Her eyes fill with tears, the streetlights glinting off them. "I'm engaged, Grant. My fiancé is moving in with me in a month."

I stare, unable to take in what she's saying. "He works for the resort team?"

She shakes her head. "No. He's a freelance designer and can work from anywhere. He'd be here with me now, but he stayed behind to close up our house and get everything in storage." She pats my shoulder. "I'm sorry, Grant."

The world around me spins. Even when she left me at the altar, even when she told me she had no plans of ever returning to Catalpa Creek, I hadn't really believed it was over between us. My grandfather and my grandmother had split up for a few years, because of the war, but they'd reunited more in love than ever.
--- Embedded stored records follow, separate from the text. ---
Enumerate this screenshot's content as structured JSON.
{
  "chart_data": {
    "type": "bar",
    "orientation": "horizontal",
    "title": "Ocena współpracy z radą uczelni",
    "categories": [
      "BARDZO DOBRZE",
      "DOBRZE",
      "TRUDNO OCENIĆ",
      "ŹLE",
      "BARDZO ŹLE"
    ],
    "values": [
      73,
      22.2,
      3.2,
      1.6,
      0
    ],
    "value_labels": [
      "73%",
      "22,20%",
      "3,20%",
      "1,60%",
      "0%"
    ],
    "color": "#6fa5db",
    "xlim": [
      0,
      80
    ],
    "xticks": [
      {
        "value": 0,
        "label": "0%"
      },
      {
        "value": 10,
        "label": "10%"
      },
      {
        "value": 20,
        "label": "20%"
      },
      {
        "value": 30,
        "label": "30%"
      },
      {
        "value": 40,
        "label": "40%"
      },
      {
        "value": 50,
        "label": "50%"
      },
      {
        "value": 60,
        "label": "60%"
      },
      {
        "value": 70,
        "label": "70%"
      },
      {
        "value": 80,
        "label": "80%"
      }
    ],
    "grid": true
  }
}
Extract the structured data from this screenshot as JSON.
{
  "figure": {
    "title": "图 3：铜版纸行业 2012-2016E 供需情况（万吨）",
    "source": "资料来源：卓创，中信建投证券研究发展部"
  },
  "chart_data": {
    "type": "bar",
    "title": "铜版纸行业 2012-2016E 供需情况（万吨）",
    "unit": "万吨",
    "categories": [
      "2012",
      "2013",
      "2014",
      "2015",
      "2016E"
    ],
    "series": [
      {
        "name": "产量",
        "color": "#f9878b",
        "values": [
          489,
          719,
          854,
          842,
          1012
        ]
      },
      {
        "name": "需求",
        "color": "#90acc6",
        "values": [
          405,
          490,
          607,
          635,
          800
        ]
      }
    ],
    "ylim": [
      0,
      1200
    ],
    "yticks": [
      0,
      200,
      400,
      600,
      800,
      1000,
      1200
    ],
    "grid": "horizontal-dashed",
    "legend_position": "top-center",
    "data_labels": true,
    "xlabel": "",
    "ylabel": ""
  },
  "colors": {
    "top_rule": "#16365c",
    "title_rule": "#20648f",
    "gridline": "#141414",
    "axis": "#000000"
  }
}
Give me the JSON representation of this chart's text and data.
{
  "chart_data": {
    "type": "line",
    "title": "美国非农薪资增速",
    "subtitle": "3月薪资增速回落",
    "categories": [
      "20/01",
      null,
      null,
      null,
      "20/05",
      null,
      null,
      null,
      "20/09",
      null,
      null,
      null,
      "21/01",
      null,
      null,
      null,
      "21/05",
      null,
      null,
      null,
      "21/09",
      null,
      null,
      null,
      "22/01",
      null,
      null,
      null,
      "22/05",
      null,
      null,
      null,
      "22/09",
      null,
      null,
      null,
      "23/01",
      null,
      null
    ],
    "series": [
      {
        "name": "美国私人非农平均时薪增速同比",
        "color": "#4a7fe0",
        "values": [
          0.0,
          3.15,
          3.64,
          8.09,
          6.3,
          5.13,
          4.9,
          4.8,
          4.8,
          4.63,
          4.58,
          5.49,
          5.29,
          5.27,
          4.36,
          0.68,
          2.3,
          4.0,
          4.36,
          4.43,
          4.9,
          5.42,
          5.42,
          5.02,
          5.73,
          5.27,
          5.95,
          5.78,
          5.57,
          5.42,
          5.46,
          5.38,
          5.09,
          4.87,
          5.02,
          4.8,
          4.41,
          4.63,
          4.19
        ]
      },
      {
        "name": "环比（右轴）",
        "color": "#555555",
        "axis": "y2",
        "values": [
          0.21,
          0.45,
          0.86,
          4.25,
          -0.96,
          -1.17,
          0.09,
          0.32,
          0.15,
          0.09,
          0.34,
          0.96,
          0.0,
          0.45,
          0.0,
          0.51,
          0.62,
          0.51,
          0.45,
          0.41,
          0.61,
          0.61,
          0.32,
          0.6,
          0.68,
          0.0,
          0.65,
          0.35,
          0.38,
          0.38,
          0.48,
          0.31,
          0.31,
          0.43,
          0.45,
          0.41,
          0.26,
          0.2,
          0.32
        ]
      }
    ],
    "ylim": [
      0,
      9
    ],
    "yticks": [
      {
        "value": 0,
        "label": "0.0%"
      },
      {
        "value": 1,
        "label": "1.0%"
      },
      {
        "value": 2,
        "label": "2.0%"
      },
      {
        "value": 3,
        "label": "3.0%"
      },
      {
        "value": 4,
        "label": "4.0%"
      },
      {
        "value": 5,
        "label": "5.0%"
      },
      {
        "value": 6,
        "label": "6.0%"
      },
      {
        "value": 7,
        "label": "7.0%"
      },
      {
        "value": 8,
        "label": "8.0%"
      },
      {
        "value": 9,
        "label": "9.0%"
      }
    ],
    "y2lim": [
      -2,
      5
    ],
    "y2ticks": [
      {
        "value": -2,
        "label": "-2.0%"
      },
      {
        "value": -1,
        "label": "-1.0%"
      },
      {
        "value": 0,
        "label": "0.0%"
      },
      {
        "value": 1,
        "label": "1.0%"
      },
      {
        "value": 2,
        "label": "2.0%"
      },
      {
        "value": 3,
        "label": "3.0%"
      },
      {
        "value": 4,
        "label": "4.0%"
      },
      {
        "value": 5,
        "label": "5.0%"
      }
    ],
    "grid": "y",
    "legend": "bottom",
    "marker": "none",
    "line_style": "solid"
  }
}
My parents, too, had been separated briefly by job opportunities before they settled in Catalpa Creek.

Love wins out. True love conquers all. It's the lesson I learned from my family. I'd believed it would be the same with Kaia and me.

"You love him?"

Her eyes light with a glow I've never seen in them before, and I know the answer before she speaks. "I do, Grant. So much. The love you and I had, it was sweet, but it was kids' stuff. It was nothing like what I have with—"

"It was real to me." This can't be real. This is not how things were supposed to go when I finally saw Kaia again. "It's still real to me."

Those tears in her eyes spill over and roll down her cheeks. "Grant. I thought… It's been five years. You couldn't have possibly thought—"

"I'll see you around, Kaia." I step off the curb and start toward my truck. "It was good to see you again."

"Grant. I—"

But I keep walking, because I thought she was back for me. I'd believed in our love with every fiber of my being and she thought it was nothing more than kids' stuff.

I stalk to my truck and get in, feeling like the biggest idiot in the world.

***

As I park in front of my parents' ranch style, downtown home, I consider leaving and texting my mother I'm sick. I don't want to face any of them after the evening I've had, but I've missed the last three family dinners, once for a terrible date and twice for training meetings. I have to at least stop by for dessert or my mother will show up at my place with soup and advice about work life balance.

It'll be soup from a can since neither of my parents has ever learned how to cook, but it's the thought that counts. I want to avoid the thought. My parents already worry about me enough.